MAIS AUSSARESSES A DU RENDRE SA LÉGION D’HONNEUR !

            Oui, son service a torturé, et il était légitime qu’il le fasse afin de gagner cette bataille et de sauver ainsi des innocents, aussi bien Européens qu’Arabes. Quand on fait la guerre c’est pour la gagner et non pour la perdre et toutes les guerres sont sales !

            Ce général a torturé sur ordre de sa hiérarchie militaire et sous couvert du gouvernement socialiste français de GUY MOLLET. Mais ce n’était pas le seul à torturer. Il fallait dans l’urgence arracher des renseignements sur les fabricants de bombes (des communistes français et des traitres) et les entrepôts d’explosifs, sur les caches d’armes, sur les prochains objectifs des terroristes, sur les attentats programmés, sur les réseaux et les fournisseurs, etc...

            Nombreux se sont tus, lui l’a reconnue et il a payé. Il semble que le mensonge soit quelquefois mieux récompensé. En Algérie Le FLN et l’ALN ont torturé des militaires, des civils innocents aussi bien Français qu’Arabes, et bien davantage que l’armée française, est-ce qu’on en parle ? Les services autorisés à torturer exercent « leurs talents » contre leurs ennemis, c’est légitime, mais n’est-ce pas plus honteux, indigne, révoltant et impardonnable, quand des militaires reçoivent l’ordre de leur gouvernement (à l’époque De Gaulle) de torturer des Français dont le seul objectif était de conserver une partie de son territoire à la France ?

            Nous connaissons le nom de ce tortionnaire, nommé général pour l’excellence des services rendus, il s’agissait du Colonel de gendarmerie DEBROSSE. Nous avons également les noms de tous ces Français torturés et assassinés dans ses locaux (la caserne des TAGARINS à Alger).

- Est-ce que les médias métropolitains en ont parlé à l’époque ? NON

- En ont-ils parlé quand il est mort ? NON

- En parlent-ils aujourd’hui ? NON

            AUSSARESSES a rendu sa Légion d’Honneur, DEBROSSE a été décoré.
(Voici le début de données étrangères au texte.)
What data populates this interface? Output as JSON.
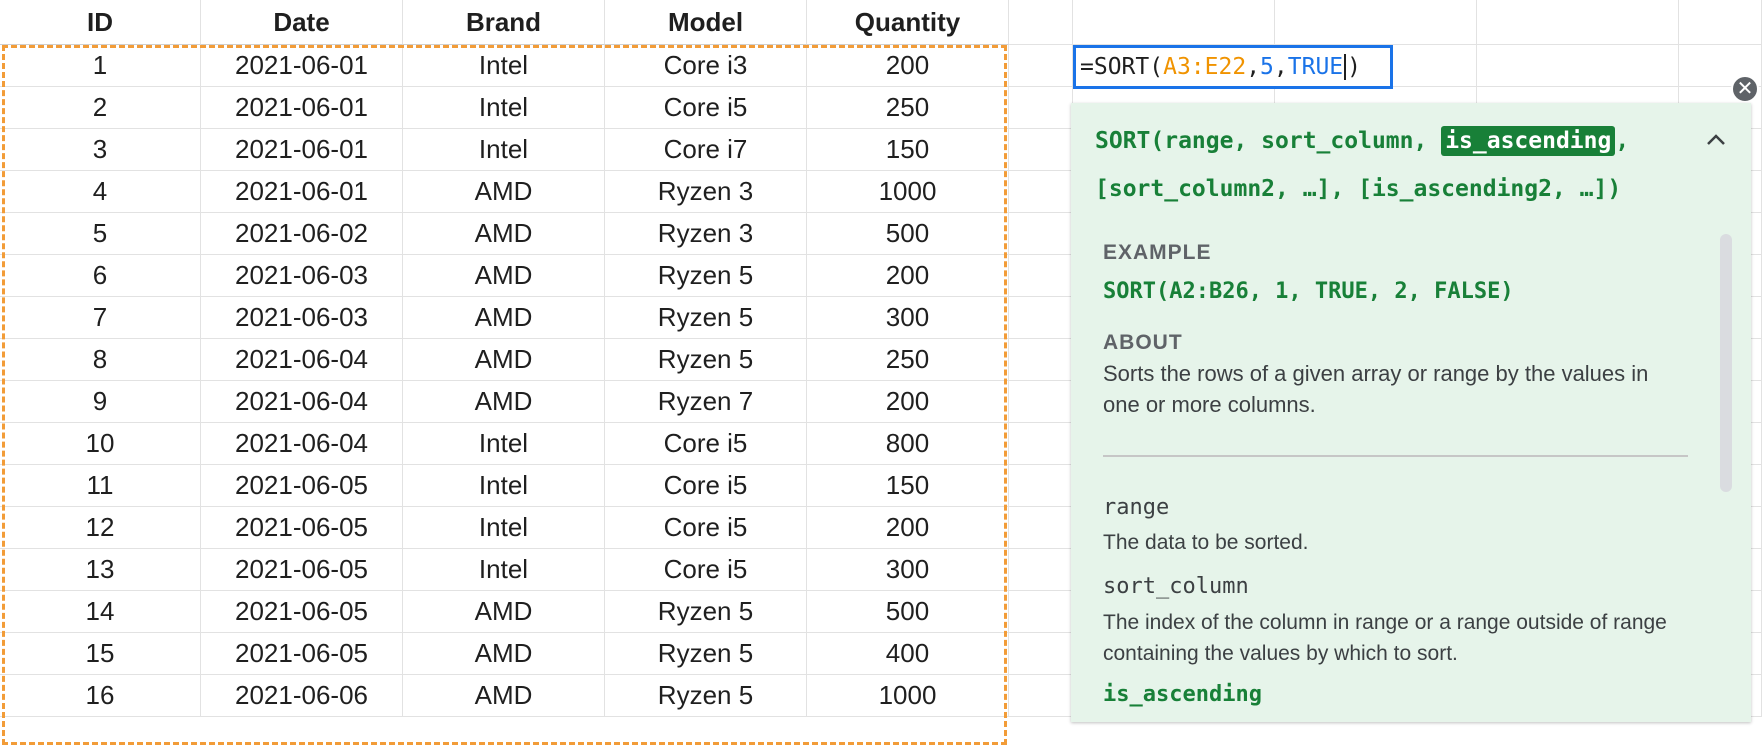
{
  "sheet": {
    "headers": [
      "ID",
      "Date",
      "Brand",
      "Model",
      "Quantity"
    ],
    "rows": [
      [
        "1",
        "2021-06-01",
        "Intel",
        "Core i3",
        "200"
      ],
      [
        "2",
        "2021-06-01",
        "Intel",
        "Core i5",
        "250"
      ],
      [
        "3",
        "2021-06-01",
        "Intel",
        "Core i7",
        "150"
      ],
      [
        "4",
        "2021-06-01",
        "AMD",
        "Ryzen 3",
        "1000"
      ],
      [
        "5",
        "2021-06-02",
        "AMD",
        "Ryzen 3",
        "500"
      ],
      [
        "6",
        "2021-06-03",
        "AMD",
        "Ryzen 5",
        "200"
      ],
      [
        "7",
        "2021-06-03",
        "AMD",
        "Ryzen 5",
        "300"
      ],
      [
        "8",
        "2021-06-04",
        "AMD",
        "Ryzen 5",
        "250"
      ],
      [
        "9",
        "2021-06-04",
        "AMD",
        "Ryzen 7",
        "200"
      ],
      [
        "10",
        "2021-06-04",
        "Intel",
        "Core i5",
        "800"
      ],
      [
        "11",
        "2021-06-05",
        "Intel",
        "Core i5",
        "150"
      ],
      [
        "12",
        "2021-06-05",
        "Intel",
        "Core i5",
        "200"
      ],
      [
        "13",
        "2021-06-05",
        "Intel",
        "Core i5",
        "300"
      ],
      [
        "14",
        "2021-06-05",
        "AMD",
        "Ryzen 5",
        "500"
      ],
      [
        "15",
        "2021-06-05",
        "AMD",
        "Ryzen 5",
        "400"
      ],
      [
        "16",
        "2021-06-06",
        "AMD",
        "Ryzen 5",
        "1000"
      ]
    ]
  },
  "formula": {
    "eq": "=SORT(",
    "range": "A3:E22",
    "sep1": ", ",
    "col": "5",
    "sep2": ", ",
    "flag": "TRUE",
    "close": ")"
  },
  "help": {
    "close_icon": "✕",
    "collapse_icon": "^",
    "signature": {
      "prefix": "SORT(range, sort_column, ",
      "highlight": "is_ascending",
      "rest": ", [sort_column2, …], [is_ascending2, …])"
    },
    "example_title": "EXAMPLE",
    "example_code": "SORT(A2:B26, 1, TRUE, 2, FALSE)",
    "about_title": "ABOUT",
    "about_text": "Sorts the rows of a given array or range by the values in one or more columns.",
    "params": [
      {
        "name": "range",
        "desc": "The data to be sorted."
      },
      {
        "name": "sort_column",
        "desc": "The index of the column in range or a range outside of range containing the values by which to sort."
      },
      {
        "name": "is_ascending",
        "desc": ""
      }
    ]
  },
  "colors": {
    "copy_border": "#f29c38",
    "formula_border": "#1a73e8",
    "range_token": "#f09300",
    "value_token": "#1a73e8",
    "help_bg": "#e6f4ea",
    "help_accent": "#188038"
  }
}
Les deux ont torturé ! L’un dans la légitimité l’autre dans l’indignité.

            Seule la France gaulliste a gagné une guerre sur le terrain en perdant l’Algérie le 19 mars 1962 à Évian et du même coup son honneur dans les mois qui ont suivi!

            Il est difficile d’admettre la torture, ni en temps de guerre et ni en temps de paix, elle est immorale et c’est pourtant là qu’elle se pratique le plus secrètement.

Alors je me permets de vous poser la question : « Demain on arrête un terroriste et il avoue avoir placé une bombe dans une école maternelle. Elle doit exploser dans moins de deux heures ». Que doit-on faire ?

a) Lui demander poliment de bien vouloir nous indiquer le lieu où doit exploser cette bombe, qui doit tuer une dizaine de nos bambins…

b) ou le torturer sans hésitation pour sauver nos enfants ? »

            Bien sûr nous ne sommes pas face à cette situation dramatique mais posez-vous tout de même la question et avec sincérité…et vous aurez la réponse.

            Notre idéologie occidentale nous empêche de voir la réalité en face mais tous les pays du monde ont torturé et torturent encore. La médaille d’Or revenant à l’ex-URSS.